Apparently some company I do business with shared my data with another corp without me knowing,
WTF?
then that corp who I did not know had my data was breached.
WTF?
Then the breached corp who could not competently secure the data in the first place offers victims gratis credit monitoring services (read: offers to let yet another dodgy corp also have people’s sensitive info thus creating yet another breach point). Then the service they hired as a “benefit” to victims outsources to another corp and breach point: Cloudflare.
WTF?
So to be clear, the biggest privacy abuser on the web is being used to MitM a sensitive channel between a breach victim and a credit monitoring service who uses a configuration that blocks tor (thus neglecting data minimization and forcing data breach victims to reveal even more sensitive info to two more corporate actors, one of whom has proven to be untrustworthy with private info).
I am now waiting for someone to say “smile for the camera, you’ve been punk’d!”.
(update)
Then the lawyers representing data breach victims want you to give them your e-mail address so they can put Microsoft Outlook in the loop. WTF? The shit show of incompetence has no limit.
That sounds like the average megacorp terms of service these days.
Yes, just because everyone’s doing it doesn’t mean they can’t be better. They should be better, but worldwide government regulations don’t force that (yet).
But at some point to interact with any kind of large company, your information is going to end up crossing the path of a large company, especially one of the hyperscale cloud and connectivity providers like Microsoft, Akami, Cloudflare, Google, Amazon, etc.
Whether businesses get copies of information is usually included in a site’s privacy policy, and if you’re curious about that list (and it’s not publicly documented), I’d hope there’s a contact to get more info about the policy (like a privacy@ email address)
If you really want to limit your information exposure, you either have to audit everyone you do business with this way (because most large companies do this) or hire someone (or a service) to do it.
You could also consider not interacting with large companies at all - but you’d limit yourself from part of the modern world. If that’s your game, by all means by my guest.
Actually the large corps are more likely to hold the data in-house. Small companies cling to outsourcing. E.g. credit unions are the worst… outsource every service they offer to the same giant suppliers. Everyone thinks only a small company has the data (and consequently that the small dataset does not appeal to cyber criminals) but it’s actually worse because they outsource jobs even as small as printing bank statements to the same few giants most other credit unions use. Then they do the same for bill pay with another company. It’s getting hard to find a credit union that does not put Cloudflare in the loop. So in the end a dozen or so big corps have your data and it’s not even disclosed in the privacy statement.

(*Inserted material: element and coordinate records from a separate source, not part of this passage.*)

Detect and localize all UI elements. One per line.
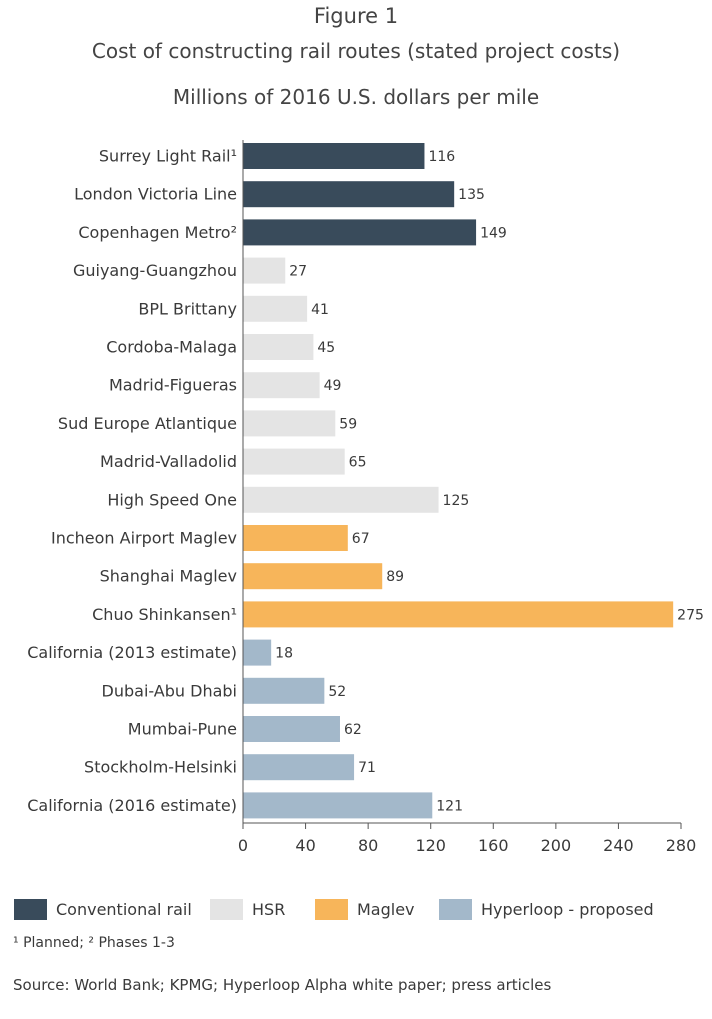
bar <box>243 486 439 513</box>
legend-item: Conventional rail <box>14 897 192 921</box>
bar <box>243 639 272 666</box>
category-label: London Victoria Line <box>74 185 237 204</box>
x-tick-label: 120 <box>415 836 446 855</box>
value-label: 45 <box>317 340 335 356</box>
category-label: Guiyang-Guangzhou <box>73 261 237 280</box>
category-label: Shanghai Maglev <box>100 567 237 586</box>
legend-item: Hyperloop - proposed <box>439 897 654 921</box>
bar <box>243 143 425 169</box>
legend-label: Hyperloop - proposed <box>481 899 654 919</box>
legend: Conventional rail HSR Maglev Hyperloop - pr… <box>14 897 704 921</box>
legend-item: HSR <box>210 897 285 921</box>
legend-swatch <box>315 898 348 920</box>
bar <box>243 334 314 360</box>
value-label: 52 <box>328 684 346 700</box>
value-label: 149 <box>480 225 507 241</box>
category-label: Surrey Light Rail¹ <box>99 147 237 166</box>
category-label: Cordoba-Malaga <box>106 338 237 357</box>
category-label: Stockholm-Helsinki <box>84 758 237 777</box>
legend-label: Conventional rail <box>56 899 192 919</box>
bar <box>243 410 336 437</box>
bar <box>243 295 308 322</box>
category-label: Copenhagen Metro² <box>78 223 237 242</box>
value-label: 62 <box>344 722 362 738</box>
x-tick-label: 40 <box>295 836 315 855</box>
category-label: Madrid-Figueras <box>109 376 237 395</box>
value-label: 18 <box>275 646 293 662</box>
value-label: 89 <box>386 569 404 585</box>
value-label: 27 <box>289 264 307 280</box>
category-label: High Speed One <box>107 490 237 509</box>
value-label: 41 <box>311 302 329 318</box>
category-label: Madrid-Valladolid <box>100 452 237 471</box>
value-label: 135 <box>458 187 485 203</box>
bar <box>243 525 348 551</box>
value-label: 116 <box>428 149 455 165</box>
value-label: 121 <box>436 798 463 814</box>
bar <box>243 792 433 819</box>
category-label: Mumbai-Pune <box>128 720 237 739</box>
category-label: Sud Europe Atlantique <box>58 414 237 433</box>
x-tick-label: 200 <box>541 836 572 855</box>
value-label: 59 <box>339 416 357 432</box>
x-tick-label: 160 <box>478 836 509 855</box>
x-axis: 0 40 80 120 160 200 240 280 <box>238 140 696 855</box>
x-tick-label: 280 <box>666 836 697 855</box>
legend-label: Maglev <box>357 899 415 919</box>
legend-label: HSR <box>252 899 286 919</box>
bar <box>243 601 674 628</box>
bar <box>243 181 455 208</box>
value-label: 67 <box>352 531 370 547</box>
legend-swatch <box>439 898 472 920</box>
bar <box>243 448 345 475</box>
legend-item: Maglev <box>315 897 415 921</box>
bar <box>243 716 340 742</box>
category-label: Dubai-Abu Dhabi <box>102 681 237 700</box>
x-tick-label: 80 <box>358 836 378 855</box>
bar <box>243 677 325 704</box>
bar <box>243 219 477 246</box>
legend-swatch <box>14 898 47 920</box>
footnote: ¹ Planned; ² Phases 1-3 <box>13 935 175 951</box>
source-note: Source: World Bank; KPMG; Hyperloop Alph… <box>13 976 552 994</box>
bar <box>243 754 355 781</box>
value-label: 71 <box>358 760 376 776</box>
x-tick-label: 240 <box>603 836 634 855</box>
figure-label: Figure 1 <box>313 4 399 28</box>
value-label: 125 <box>443 493 470 509</box>
category-label: BPL Brittany <box>138 299 237 318</box>
value-label: 65 <box>349 455 367 471</box>
category-label: Incheon Airport Maglev <box>51 529 237 548</box>
bar <box>243 563 383 590</box>
value-label: 275 <box>677 607 704 623</box>
category-label: California (2016 estimate) <box>27 796 237 815</box>
chart-subtitle: Millions of 2016 U.S. dollars per mile <box>172 85 540 109</box>
chart-title: Cost of constructing rail routes (stated… <box>91 39 621 63</box>
category-label: California (2013 estimate) <box>27 643 237 662</box>
bar-chart: Surrey Light Rail¹ 116 London Victoria Lin… <box>27 140 704 855</box>
bars-layer: Surrey Light Rail¹ 116 London Victoria Lin… <box>27 143 704 819</box>
x-tick-label: 0 <box>238 836 248 855</box>
bar <box>243 372 320 399</box>
category-label: Chuo Shinkansen¹ <box>92 605 237 624</box>
legend-swatch <box>210 898 243 920</box>
value-label: 49 <box>324 378 342 394</box>
bar <box>243 257 286 284</box>
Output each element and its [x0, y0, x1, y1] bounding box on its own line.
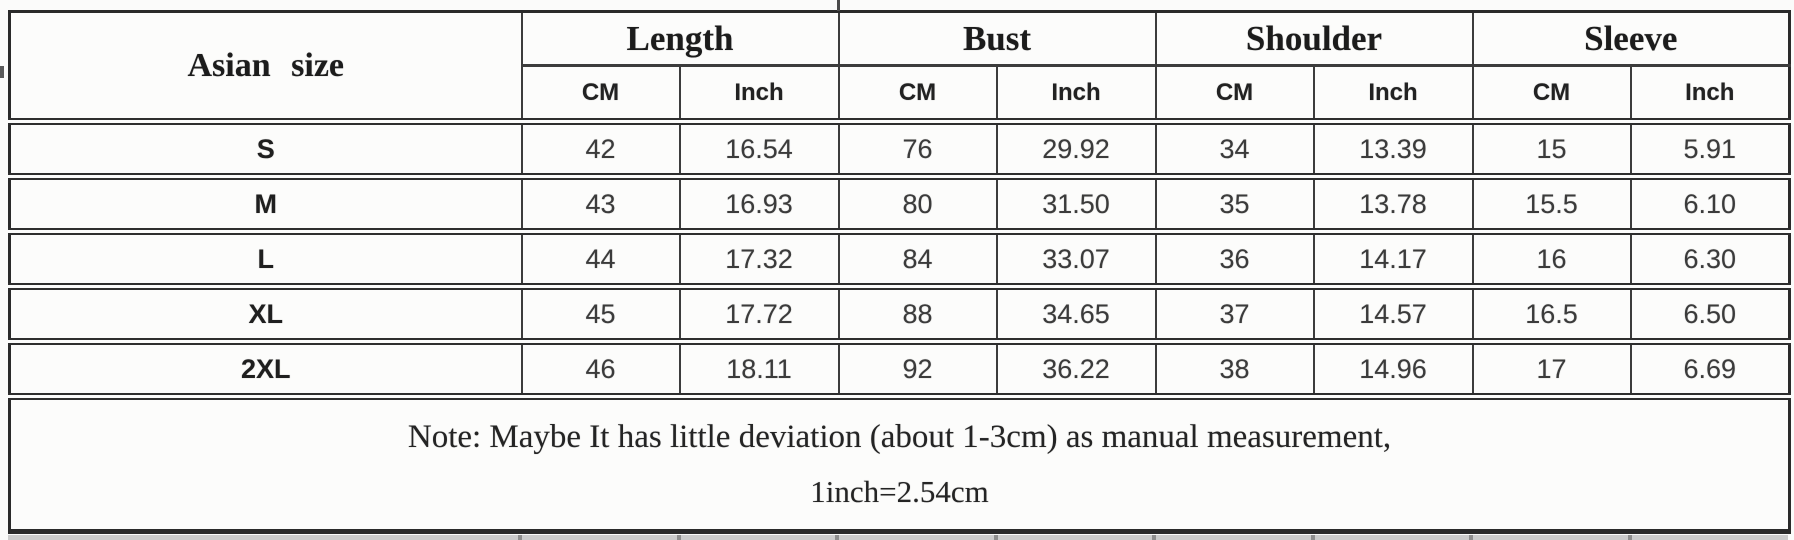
length-inch-value: 18.11 — [678, 338, 840, 397]
group-header-shoulder: Shoulder — [1154, 11, 1474, 67]
note-text-line2: 1inch=2.54cm — [810, 474, 989, 509]
bust-cm-header: CM — [837, 65, 998, 122]
size-label: XL — [8, 283, 523, 342]
unit-header-row: CM Inch CM Inch CM Inch CM Inch — [10, 65, 1791, 122]
bust-inch-value: 36.22 — [995, 338, 1157, 397]
sleeve-inch-value: 6.10 — [1629, 173, 1791, 232]
bust-cm-value: 84 — [837, 228, 998, 287]
sleeve-cm-value: 15 — [1471, 118, 1632, 177]
scan-artifact-top-stub — [837, 0, 840, 11]
length-inch-value: 16.93 — [678, 173, 840, 232]
shoulder-cm-header: CM — [1154, 65, 1315, 122]
bust-cm-value: 80 — [837, 173, 998, 232]
table-row-2xl: 2XL 46 18.11 92 36.22 38 14.96 17 6.69 — [8, 338, 1791, 397]
shoulder-cm-value: 37 — [1154, 283, 1315, 342]
group-header-sleeve: Sleeve — [1471, 11, 1791, 67]
shoulder-inch-value: 13.78 — [1312, 173, 1474, 232]
table-row-s: S 42 16.54 76 29.92 34 13.39 15 5.91 — [8, 118, 1791, 177]
length-cm-value: 42 — [520, 118, 681, 177]
shoulder-cm-value: 34 — [1154, 118, 1315, 177]
sleeve-inch-value: 6.50 — [1629, 283, 1791, 342]
shoulder-cm-value: 38 — [1154, 338, 1315, 397]
note-text-line1: Note: Maybe It has little deviation (abo… — [407, 419, 1392, 455]
length-inch-value: 17.72 — [678, 283, 840, 342]
size-label: S — [8, 118, 523, 177]
sleeve-cm-header: CM — [1471, 65, 1632, 122]
shoulder-inch-value: 13.39 — [1312, 118, 1474, 177]
shoulder-inch-value: 14.57 — [1312, 283, 1474, 342]
shoulder-inch-value: 14.17 — [1312, 228, 1474, 287]
bust-inch-value: 34.65 — [995, 283, 1157, 342]
length-cm-value: 43 — [520, 173, 681, 232]
size-label: L — [8, 228, 523, 287]
sleeve-inch-header: Inch — [1629, 65, 1791, 122]
shoulder-cm-value: 36 — [1154, 228, 1315, 287]
scan-artifact-bottom-strip — [8, 535, 1788, 540]
table-row-l: L 44 17.32 84 33.07 36 14.17 16 6.30 — [8, 228, 1791, 287]
size-label: 2XL — [8, 338, 523, 397]
sleeve-cm-value: 16 — [1471, 228, 1632, 287]
sleeve-cm-value: 15.5 — [1471, 173, 1632, 232]
length-cm-value: 44 — [520, 228, 681, 287]
size-label: M — [8, 173, 523, 232]
bust-inch-header: Inch — [995, 65, 1157, 122]
size-chart-table-wrap: Asian size Length Bust Shoulder Sleeve C… — [8, 10, 1792, 534]
sleeve-cm-value: 16.5 — [1471, 283, 1632, 342]
note-row: Note: Maybe It has little deviation (abo… — [9, 393, 1790, 532]
table-row-xl: XL 45 17.72 88 34.65 37 14.57 16.5 6.50 — [8, 283, 1791, 342]
length-cm-value: 45 — [520, 283, 681, 342]
shoulder-cm-value: 35 — [1154, 173, 1315, 232]
note-cell: Note: Maybe It has little deviation (abo… — [9, 393, 1790, 532]
length-inch-value: 16.54 — [678, 118, 840, 177]
table-row-m: M 43 16.93 80 31.50 35 13.78 15.5 6.10 — [8, 173, 1791, 232]
group-header-bust: Bust — [837, 11, 1157, 67]
bust-inch-value: 31.50 — [995, 173, 1157, 232]
bust-cm-value: 88 — [837, 283, 998, 342]
corner-header-asian-size: Asian size — [8, 11, 523, 122]
scan-artifact-left-tick — [0, 66, 4, 78]
length-inch-value: 17.32 — [678, 228, 840, 287]
length-cm-value: 46 — [520, 338, 681, 397]
length-inch-header: Inch — [678, 65, 840, 122]
bust-cm-value: 76 — [837, 118, 998, 177]
group-header-length: Length — [520, 11, 840, 67]
sleeve-inch-value: 5.91 — [1629, 118, 1791, 177]
bust-cm-value: 92 — [837, 338, 998, 397]
shoulder-inch-header: Inch — [1312, 65, 1474, 122]
group-header-row: Asian size Length Bust Shoulder Sleeve — [8, 11, 1791, 122]
bust-inch-value: 33.07 — [995, 228, 1157, 287]
sleeve-inch-value: 6.30 — [1629, 228, 1791, 287]
shoulder-inch-value: 14.96 — [1312, 338, 1474, 397]
bust-inch-value: 29.92 — [995, 118, 1157, 177]
length-cm-header: CM — [520, 65, 681, 122]
sleeve-cm-value: 17 — [1471, 338, 1632, 397]
sleeve-inch-value: 6.69 — [1629, 338, 1791, 397]
size-chart-table: Asian size Length Bust Shoulder Sleeve C… — [8, 10, 1792, 534]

Of course it depends on the nature of the business. A large grocery chain is more likely to make sure your offline store purchase history reaches Amazon and Google than a mom & pop grocer who doesn’t even have a loyalty program.
I have never seen a privacy policy that lists partners and recipients apart from Paypal, who lists the 600+ corps they share data with for some reason. Apart from bizarre exceptions privacy policies are always too vague to be useful. Even in the GDPR region. If you read them you can often find text that does not even make sense for their business because they just copied someone else’s sufficiently vague policy to use as a template.
The breach happened in a country where companies are not required to respond to audits. No company wants any avg joe’s business badly enough to answer questions about data practices. In the EU, sure, data controllers are obligated to disclose the list of parties they share with (on request, not automatically). And even then, some still refuse. Then you file an article 77 complaint with the DPA where it just sits for years with no enforcement action.
My approach is a combination of avoiding business entirely, or supplying fake info, or less sensitive info (mailing address instead of residential, mission-specific email, phone number that just goes to a v/m or fax). This is where the battle needs to be fought – at data collection time. Countless banks needlessly demand residential address. That should be rejected by consumers. Data minimization is key.
In the case at hand, I’m leaning toward opting out of the class action lawsuit and suing them directly in small claims court. I can usually get better compensation that way.